Implement batch mode via the CLI.

allenai / ike

Build tables of information by extracting facts from indexed text corpora via a simple and effective query language.

http://allenai.org/software/interactive-knowledge-extraction/

Apache License 2.0

56 stars 20 forks source link

Implement batch mode via the CLI. #224

Closed ckarenz closed 8 years ago

ckarenz commented 8 years ago

Run multiple queries simultaneously, outputting the results to separate table files.
Index arbitrary sentence corpora as opposed to the existing pre-processed set.
Persist new corpus index between multiple executions.

ckarenz commented 8 years ago

Adding @sbhaktha, @schmmd, @rodneykinney as FYI.

rodneykinney commented 8 years ago

Rock on!

dirkgr commented 8 years ago

Tests failed?

ckarenz commented 8 years ago

The tests failed on code formatting, but the whole project suffers from formatting issues. The next change will be pretty noisy (pure formatting), but can safely be ignored.

dirkgr commented 8 years ago

The main concern I have with this is that it doesn't know whether it wants to run in Spark or locally. If it's local-only, it needs no Spark at all. Everything could be done with par. If it needs to be distributed, it needs some work.

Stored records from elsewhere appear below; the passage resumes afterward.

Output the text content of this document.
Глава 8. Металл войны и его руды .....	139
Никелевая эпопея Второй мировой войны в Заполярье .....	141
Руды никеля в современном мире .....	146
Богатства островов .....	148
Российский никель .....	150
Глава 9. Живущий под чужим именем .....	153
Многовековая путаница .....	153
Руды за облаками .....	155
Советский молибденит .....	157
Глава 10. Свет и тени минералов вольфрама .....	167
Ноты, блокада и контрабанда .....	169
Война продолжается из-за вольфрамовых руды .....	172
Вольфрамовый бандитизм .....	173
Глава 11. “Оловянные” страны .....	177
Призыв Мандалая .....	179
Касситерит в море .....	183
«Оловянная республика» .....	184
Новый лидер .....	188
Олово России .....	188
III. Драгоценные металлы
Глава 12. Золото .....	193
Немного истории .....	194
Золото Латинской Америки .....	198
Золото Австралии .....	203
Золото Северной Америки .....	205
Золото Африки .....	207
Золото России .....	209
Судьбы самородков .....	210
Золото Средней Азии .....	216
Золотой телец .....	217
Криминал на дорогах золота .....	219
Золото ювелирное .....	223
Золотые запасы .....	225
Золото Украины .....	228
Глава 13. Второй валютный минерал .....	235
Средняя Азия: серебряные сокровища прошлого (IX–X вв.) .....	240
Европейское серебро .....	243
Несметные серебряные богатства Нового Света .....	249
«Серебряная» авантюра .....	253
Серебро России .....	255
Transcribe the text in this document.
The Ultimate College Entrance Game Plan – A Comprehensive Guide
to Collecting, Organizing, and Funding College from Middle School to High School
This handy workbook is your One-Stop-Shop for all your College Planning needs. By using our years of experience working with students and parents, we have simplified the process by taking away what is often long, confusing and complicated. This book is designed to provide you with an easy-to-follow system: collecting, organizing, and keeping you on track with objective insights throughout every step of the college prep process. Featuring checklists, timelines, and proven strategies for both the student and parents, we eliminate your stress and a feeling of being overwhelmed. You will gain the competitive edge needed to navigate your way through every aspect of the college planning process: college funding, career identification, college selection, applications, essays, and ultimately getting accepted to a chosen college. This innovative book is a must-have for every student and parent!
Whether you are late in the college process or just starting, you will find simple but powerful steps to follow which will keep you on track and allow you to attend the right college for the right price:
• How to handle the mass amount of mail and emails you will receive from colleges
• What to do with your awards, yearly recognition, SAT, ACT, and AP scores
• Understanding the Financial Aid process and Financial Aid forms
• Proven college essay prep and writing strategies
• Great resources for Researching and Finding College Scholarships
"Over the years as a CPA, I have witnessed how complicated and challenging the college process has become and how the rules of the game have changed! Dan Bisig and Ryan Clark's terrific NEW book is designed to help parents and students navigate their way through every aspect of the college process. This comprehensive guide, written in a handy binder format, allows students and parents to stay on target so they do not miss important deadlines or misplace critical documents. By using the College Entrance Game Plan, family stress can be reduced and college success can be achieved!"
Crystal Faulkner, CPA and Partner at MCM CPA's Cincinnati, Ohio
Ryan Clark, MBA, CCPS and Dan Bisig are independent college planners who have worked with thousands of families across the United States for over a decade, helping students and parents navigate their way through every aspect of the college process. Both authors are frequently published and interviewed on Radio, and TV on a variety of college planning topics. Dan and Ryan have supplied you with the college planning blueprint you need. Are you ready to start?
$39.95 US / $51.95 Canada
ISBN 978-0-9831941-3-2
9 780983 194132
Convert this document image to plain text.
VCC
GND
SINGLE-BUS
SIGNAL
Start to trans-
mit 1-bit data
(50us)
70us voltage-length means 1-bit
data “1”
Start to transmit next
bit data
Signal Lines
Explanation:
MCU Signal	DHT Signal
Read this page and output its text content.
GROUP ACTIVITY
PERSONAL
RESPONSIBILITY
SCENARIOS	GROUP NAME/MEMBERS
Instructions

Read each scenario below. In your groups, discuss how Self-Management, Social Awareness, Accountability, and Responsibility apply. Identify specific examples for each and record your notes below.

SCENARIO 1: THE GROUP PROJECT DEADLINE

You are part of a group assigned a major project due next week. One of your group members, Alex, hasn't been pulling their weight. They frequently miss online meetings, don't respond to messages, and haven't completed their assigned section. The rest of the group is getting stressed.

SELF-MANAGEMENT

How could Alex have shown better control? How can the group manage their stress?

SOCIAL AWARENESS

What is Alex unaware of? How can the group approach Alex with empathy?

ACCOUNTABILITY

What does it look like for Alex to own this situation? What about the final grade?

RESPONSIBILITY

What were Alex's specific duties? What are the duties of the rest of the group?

ckarenz commented 8 years ago

I agree with the principle. Our line of thinking follows:

Spark gets us free parallel data parsing from file or S3, without loading it all into memory.
We probably want to distribute this for larger corpora. Even a few million sentences takes a while. Starting with Spark on local makes for a relatively easy transition to clusters in a later change.

I can remove the Spark, but it will probably be a significant rework.

rodneykinney commented 8 years ago

Using .par is not enough because there is also a groupBy that causes an out-of-memory error in some cases.

dirkgr commented 8 years ago

Using .par is not enough because there is also a groupBy that causes an out-of-memory error in some cases.

You can give it more memory. Efficiency wise, it's competing with a whole spark cluster, right? That's a lot of memory.

To put it in Spark terms, you're doing some fairly heavy lifting on the driver, which you aren't supposed to do, according to Spark doctrine.

I realize it's hard to do a switch in either direction. If you want to merge anyways, I guess that's fine. Also, I can see how you would end up with this solution during a hackathon. But for production, that's a pretty big design problem.

rodneykinney commented 8 years ago

This isn't running on a cluster; it's running in local mode. I think it's a fair use of Spark to do grouping, sorting, and aggregation on a single machine for datasets that don't fit in memory.

ckarenz commented 8 years ago

I can't get these tests to pass, and it looks to be an issue with Semaphore. I've even tried commenting out all the tests in the failing TestQuerySuggester and Semaphore still reports that test as "failed". It sounds like we're pretty much out of ideas at this point, so I'm going to give up on this PR.

@sbhaktha: I've pushed all these changes to the hackathon branch so we at least have them somewhere. Can you take a look when you're back?